In her best-selling book, “Carry On Warrior: The Power of Embracing Your Messy, Beautiful Life”, Glennon Doyle Melton recalls that she “became a writer in order to make connections with people without leaving [her] home.” “My dream,” she confides “was to write something that would resonate with others, but I didn’t want to have to get dressed. This is why so many introverts become writers, because we feel safer socializing in our pajamas without actual people around.” And so it was with me – the quintessential introvert. Don’t get me wrong. It’s never been easy to share my heart with others, even those I’m closest to, let alone to lay my soul bare for all the world to see, as I did with the publication of “Dear Ashley” and have since done almost daily through various social media; but it’s a heck of a lot easier to do it sitting at a keyboard in the solitude of my bedroom than it is (or was!) to think about doing it sitting across the table from another human being. Simply put, when it comes to sharing – and writing – my comfort zone has always been defined by the margins on an 8½” by 11” blank sheet of paper!
That is until July 10, 2015, when, mostly on faith and with a fair amount of trepidation, I boarded a Southwest Airlines’ flight to Denver, the first stop on an admittedly ambitious, 7 cities in 7 days cross-country adventure that I affectionately referred to as a “Social Media Road Trip”. The plan was to visit with three different people in each city, most of whom, up to that point, I had only met on social media. They included: several women in various stages of recovery from eating disorders, whose personal courage, advocacy work and writings I’ve come to greatly admire; the publisher of my book; two cancer survivors; a therapist (or 3); an author (or 4); and what I’d hoped would be a spoken word poet and a documentary filmmaker, who I only recently connected with, but whose spirits inspire me.
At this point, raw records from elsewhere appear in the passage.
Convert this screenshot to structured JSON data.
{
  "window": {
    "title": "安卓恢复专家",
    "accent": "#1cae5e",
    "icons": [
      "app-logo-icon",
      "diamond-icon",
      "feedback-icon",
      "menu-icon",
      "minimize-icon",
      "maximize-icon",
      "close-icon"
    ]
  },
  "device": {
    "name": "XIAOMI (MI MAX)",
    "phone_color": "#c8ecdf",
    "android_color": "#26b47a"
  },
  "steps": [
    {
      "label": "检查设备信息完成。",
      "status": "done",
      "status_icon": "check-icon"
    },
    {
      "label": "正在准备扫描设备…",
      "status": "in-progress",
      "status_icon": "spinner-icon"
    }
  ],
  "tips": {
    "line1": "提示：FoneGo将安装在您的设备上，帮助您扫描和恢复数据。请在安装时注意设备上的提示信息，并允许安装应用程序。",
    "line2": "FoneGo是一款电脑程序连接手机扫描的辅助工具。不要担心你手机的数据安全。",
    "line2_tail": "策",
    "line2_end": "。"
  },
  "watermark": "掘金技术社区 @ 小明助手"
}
I also planned to visit my son and my expecting-at-any-moment daughter-in-law and to re-connect with a few friends new and old, who I’d not seen in some time. Like a tourist in a foreign land, I had no idea what to expect, as, I’m sure was the case with those I was meeting. I came only with open arms, an open heart and a smile.
Those who knew me were quick to ask how I’d come up with the idea and why I was taking the trip. I knew the how, but the why was a lot less clear. The idea had its roots in a life-changing encounter that is the subject of an earlier post (http://tinyurl.com/m4sj28r). As for the why of it, maybe it stemmed from my desperate need for a break after 9 long years without a vacation. Maybe I sensed that there was a need among those on my short list, especially those who’ve been struggling of late to see the truth about themselves, that couldn’t be filled with 142 characters, and I was naïve enough to believe that I could offer something more tangible, more personal by showing up – a smile, a warm embrace, a non-judgmental ear, commingled tears, my commitment that I am there for them made manifest. Maybe I wanted to put a face with the hearts I’ve come to know over the past few years. Or maybe, I was the one in need, in need of knowing that I and my efforts to encourage and support matter, of companionship, of a few words of affirmation – of a deeper feeling of connectedness. Likely it was a combination of all of those things – and more.
In the end, it was a taxing week. One that left me physically and emotionally exhausted. But it also was a week I will never forget, of new friendships forged and “old” ones furthered, of laughter and tears, of shared heartaches and healing, of solitude and camaraderie – a week that left me with much to think about and, perhaps, one day, to write about. For now, suffice it to say that it seemed far from a coincidence that as my plane was on final approach to Miami International Airport on Day 7, I would be reading Glennon’s reflections on her own “coming out” adventure – a nationwide tour to promote “Carry On Warrior”. “I knew that folks were good before my tour,” she recalled. “But I’d never had a chance to look all that good in the eye before. That’s the thing about showing up, I guess. You get to look all the good in the eye and cry with the good and hug the good. And that changes you.” And that is what will forever be etched in my mind as well – the look and the feel of the good. Thank you to all who took the time to share a little piece of you with me.